In a final display of courage, done in the name of the country he dearly loved, Ninoy returned to the
Philippines even if he knew that he would most probably be killed. And he was, in a last ditch effort to
silence him by men who had none of his bravery. Little did they know that this would only fire up the nation to start a revolution.
The Spanish Jesuit and philosopher Baltasar Gracian y Morales famously said, “Without courage, wisdom bears no fruit”. Unfortunately, there are plenty of personalities in power who believe that their intelligence, their smarts, or even their wisdom, would be enough to create lasting and significant change. But even our national hero, Dr. Jose Rizal, without taking up arms or any weapon aside from his pen, displayed fearlessness and daring when he fought for freedom against the colonial rule of Spain. Coming from the lives of these two great men—Ninoy and Rizal—we come to know that wisdom coupled with courage is a combination that carries the potential to topple over entire regimes and foreign colonizers. May it be a guide for those who are currently running the nation.

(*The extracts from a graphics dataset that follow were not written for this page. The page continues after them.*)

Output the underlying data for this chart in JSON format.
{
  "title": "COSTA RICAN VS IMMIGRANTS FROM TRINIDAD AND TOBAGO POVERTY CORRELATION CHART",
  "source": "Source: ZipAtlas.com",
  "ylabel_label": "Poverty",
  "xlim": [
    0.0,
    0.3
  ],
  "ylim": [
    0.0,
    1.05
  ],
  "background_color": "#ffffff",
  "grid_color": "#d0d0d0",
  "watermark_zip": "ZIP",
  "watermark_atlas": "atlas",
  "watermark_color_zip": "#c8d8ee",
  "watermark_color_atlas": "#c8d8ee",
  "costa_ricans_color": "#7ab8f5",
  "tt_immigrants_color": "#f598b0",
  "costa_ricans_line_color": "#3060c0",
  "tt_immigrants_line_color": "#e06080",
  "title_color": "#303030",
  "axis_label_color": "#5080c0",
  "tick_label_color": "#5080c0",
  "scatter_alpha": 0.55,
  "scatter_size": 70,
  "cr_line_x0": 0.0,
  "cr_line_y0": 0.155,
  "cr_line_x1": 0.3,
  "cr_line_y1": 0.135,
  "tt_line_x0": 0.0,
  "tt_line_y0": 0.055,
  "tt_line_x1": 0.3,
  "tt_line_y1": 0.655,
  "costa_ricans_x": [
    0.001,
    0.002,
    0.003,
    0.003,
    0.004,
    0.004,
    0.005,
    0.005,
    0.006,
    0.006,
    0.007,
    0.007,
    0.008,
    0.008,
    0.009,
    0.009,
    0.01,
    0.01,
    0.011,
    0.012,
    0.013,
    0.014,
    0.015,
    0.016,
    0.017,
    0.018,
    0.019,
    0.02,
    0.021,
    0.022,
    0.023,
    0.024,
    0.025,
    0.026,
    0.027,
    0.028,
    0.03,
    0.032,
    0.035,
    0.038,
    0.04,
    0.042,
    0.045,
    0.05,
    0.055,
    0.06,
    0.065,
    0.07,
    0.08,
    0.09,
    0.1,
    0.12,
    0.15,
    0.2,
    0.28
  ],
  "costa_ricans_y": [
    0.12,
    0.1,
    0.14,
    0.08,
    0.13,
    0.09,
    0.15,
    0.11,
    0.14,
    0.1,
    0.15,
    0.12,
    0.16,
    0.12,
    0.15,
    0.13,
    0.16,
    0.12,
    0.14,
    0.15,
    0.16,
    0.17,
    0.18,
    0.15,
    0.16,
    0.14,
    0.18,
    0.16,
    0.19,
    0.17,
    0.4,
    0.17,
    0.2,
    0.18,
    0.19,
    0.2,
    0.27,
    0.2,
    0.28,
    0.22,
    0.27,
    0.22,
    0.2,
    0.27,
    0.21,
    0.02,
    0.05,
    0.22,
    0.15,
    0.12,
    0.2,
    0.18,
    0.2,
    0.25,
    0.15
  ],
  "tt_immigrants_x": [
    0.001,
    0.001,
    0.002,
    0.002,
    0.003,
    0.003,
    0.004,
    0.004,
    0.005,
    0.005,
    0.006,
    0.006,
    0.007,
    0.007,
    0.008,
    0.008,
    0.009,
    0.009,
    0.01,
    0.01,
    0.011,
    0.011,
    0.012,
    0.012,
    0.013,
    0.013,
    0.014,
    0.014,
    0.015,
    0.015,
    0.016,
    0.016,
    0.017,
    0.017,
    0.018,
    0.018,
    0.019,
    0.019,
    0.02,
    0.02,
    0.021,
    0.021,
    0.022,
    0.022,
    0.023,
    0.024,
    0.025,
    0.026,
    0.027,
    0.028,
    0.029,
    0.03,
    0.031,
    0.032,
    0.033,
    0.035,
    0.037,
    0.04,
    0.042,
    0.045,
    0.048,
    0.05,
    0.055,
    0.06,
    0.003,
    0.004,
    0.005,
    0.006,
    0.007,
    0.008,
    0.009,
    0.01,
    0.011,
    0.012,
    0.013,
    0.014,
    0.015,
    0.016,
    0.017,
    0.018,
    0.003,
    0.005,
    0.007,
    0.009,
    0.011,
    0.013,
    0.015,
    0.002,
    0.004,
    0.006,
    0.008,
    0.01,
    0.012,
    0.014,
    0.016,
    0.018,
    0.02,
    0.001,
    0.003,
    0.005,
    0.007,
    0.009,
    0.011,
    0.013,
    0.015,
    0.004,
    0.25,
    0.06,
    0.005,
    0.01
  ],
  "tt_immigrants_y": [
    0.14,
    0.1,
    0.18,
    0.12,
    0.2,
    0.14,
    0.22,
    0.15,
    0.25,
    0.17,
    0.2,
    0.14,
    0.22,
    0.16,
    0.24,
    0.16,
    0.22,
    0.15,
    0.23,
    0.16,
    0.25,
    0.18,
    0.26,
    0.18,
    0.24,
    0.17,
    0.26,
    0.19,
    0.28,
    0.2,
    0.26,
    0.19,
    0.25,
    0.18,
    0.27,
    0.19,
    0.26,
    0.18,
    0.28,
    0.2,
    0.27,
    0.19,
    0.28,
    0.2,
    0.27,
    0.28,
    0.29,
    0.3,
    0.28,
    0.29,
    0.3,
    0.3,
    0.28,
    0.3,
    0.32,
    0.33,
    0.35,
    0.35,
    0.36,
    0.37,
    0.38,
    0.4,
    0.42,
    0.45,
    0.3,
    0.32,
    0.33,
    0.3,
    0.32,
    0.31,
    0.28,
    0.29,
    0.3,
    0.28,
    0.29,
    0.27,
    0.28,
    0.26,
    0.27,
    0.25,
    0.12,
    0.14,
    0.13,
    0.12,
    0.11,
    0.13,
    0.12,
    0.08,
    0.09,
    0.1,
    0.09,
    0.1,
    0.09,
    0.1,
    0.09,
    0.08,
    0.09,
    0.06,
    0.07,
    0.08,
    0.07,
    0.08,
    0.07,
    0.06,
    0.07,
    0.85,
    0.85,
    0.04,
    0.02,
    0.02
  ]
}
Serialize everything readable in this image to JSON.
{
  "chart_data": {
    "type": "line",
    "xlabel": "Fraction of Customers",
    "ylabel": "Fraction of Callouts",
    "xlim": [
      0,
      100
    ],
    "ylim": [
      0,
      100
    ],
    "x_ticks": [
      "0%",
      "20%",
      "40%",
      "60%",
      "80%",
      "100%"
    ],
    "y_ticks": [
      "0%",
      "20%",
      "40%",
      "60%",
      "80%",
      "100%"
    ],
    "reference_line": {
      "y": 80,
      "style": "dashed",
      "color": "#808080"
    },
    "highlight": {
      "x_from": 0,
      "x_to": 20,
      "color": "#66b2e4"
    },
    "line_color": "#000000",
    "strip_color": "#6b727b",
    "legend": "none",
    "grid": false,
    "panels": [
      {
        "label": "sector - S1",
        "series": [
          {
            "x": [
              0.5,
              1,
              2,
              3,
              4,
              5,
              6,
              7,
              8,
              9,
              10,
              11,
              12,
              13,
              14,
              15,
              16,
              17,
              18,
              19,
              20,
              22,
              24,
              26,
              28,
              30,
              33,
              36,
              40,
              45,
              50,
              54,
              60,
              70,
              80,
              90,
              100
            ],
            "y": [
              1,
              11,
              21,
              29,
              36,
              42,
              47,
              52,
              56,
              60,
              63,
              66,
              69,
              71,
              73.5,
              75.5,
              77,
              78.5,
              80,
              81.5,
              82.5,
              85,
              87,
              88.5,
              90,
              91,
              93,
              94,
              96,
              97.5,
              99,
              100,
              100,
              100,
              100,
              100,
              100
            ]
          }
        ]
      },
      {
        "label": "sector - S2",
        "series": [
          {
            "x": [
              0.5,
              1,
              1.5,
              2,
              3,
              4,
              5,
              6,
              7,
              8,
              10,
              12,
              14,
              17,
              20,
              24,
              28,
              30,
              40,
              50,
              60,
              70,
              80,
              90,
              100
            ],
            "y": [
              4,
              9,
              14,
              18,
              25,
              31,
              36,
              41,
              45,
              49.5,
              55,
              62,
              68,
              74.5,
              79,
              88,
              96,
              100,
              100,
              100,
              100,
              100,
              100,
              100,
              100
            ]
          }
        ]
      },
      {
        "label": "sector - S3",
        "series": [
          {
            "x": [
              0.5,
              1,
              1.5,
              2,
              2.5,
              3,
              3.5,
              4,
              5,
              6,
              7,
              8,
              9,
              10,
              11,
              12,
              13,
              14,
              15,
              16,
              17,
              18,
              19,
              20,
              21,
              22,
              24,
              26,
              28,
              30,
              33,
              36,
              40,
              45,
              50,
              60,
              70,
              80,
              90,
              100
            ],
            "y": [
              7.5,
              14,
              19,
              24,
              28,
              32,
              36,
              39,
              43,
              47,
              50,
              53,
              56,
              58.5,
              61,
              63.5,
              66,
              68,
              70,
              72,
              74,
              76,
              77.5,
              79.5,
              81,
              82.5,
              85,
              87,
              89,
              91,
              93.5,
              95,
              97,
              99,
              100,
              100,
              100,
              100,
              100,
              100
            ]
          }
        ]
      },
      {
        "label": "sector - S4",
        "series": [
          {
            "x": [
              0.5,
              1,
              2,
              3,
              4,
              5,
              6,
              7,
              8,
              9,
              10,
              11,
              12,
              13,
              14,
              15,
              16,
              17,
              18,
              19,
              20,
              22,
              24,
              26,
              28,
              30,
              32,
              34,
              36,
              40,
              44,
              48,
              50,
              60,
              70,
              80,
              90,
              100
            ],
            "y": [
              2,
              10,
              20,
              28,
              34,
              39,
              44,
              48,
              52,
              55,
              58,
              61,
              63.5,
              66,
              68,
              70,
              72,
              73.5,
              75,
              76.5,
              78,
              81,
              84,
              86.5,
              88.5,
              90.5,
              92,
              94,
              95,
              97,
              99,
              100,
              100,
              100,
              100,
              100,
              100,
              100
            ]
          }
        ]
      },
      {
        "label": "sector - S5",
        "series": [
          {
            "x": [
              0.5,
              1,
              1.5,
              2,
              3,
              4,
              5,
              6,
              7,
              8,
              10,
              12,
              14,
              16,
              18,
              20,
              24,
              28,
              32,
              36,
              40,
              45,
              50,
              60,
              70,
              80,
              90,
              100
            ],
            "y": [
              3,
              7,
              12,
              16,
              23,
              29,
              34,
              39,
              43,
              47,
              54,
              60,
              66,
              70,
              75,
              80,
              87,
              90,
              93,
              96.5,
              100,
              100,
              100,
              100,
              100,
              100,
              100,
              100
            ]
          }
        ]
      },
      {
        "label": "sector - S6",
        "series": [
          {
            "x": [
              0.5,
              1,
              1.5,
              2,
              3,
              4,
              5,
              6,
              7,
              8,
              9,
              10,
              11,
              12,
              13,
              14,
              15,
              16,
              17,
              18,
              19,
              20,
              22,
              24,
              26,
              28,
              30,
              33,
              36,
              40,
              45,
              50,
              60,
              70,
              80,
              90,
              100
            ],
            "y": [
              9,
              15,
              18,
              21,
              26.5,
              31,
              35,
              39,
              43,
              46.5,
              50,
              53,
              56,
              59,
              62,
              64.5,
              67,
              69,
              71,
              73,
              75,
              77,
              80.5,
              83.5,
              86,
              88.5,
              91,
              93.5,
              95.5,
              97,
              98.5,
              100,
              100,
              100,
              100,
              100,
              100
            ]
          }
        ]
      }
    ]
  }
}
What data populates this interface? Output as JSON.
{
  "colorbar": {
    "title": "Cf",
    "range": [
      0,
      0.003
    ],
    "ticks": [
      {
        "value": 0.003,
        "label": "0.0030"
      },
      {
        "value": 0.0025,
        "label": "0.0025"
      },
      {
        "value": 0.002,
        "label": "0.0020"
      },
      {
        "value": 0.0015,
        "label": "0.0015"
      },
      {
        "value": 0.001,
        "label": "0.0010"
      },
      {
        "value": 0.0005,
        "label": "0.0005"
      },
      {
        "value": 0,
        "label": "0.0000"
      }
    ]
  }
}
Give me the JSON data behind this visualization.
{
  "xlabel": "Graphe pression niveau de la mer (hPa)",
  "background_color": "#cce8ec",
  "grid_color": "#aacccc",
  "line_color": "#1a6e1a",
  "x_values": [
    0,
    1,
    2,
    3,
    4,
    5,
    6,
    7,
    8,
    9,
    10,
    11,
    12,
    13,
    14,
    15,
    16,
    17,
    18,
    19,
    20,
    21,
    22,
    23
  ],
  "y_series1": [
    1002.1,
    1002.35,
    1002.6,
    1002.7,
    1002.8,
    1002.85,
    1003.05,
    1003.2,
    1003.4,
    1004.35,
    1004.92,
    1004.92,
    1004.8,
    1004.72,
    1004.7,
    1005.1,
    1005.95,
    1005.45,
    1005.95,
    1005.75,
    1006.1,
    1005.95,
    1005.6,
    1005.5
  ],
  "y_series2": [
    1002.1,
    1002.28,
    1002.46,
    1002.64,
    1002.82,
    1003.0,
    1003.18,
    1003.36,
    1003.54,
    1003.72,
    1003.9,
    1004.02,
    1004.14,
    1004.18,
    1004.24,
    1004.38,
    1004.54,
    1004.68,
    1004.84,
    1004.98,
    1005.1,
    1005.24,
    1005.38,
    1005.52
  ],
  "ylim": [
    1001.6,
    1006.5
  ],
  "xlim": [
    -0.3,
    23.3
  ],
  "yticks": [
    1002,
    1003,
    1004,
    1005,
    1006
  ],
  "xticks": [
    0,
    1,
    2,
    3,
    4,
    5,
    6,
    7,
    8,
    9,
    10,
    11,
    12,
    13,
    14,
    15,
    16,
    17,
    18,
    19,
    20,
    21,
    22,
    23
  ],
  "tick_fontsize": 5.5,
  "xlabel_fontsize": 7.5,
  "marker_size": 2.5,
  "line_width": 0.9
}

Allow me to end this column with a famous quote from another warrior, war veteran and former US President Theodore Roosevelt, who, once in his life, delivered a long speech right after an assassination attempt, still bleeding from the bullet lodged in his chest. “It is not the critic who counts, not the man who points out how the strong man stumbled or where the doer of deeds could have done better. The credit belongs to the man who is actually in the arena whose face is marred by dust and sweat and blood, who strives valiantly, who errs and comes short again and again, who knows the great enthusiasms, the great devotions and spends himself in a worthy cause, who at best knows achievement and who at the worst, if he fails, at least fails while daring greatly so that his place shall never be with those cold and timid souls who know neither victory nor defeat.”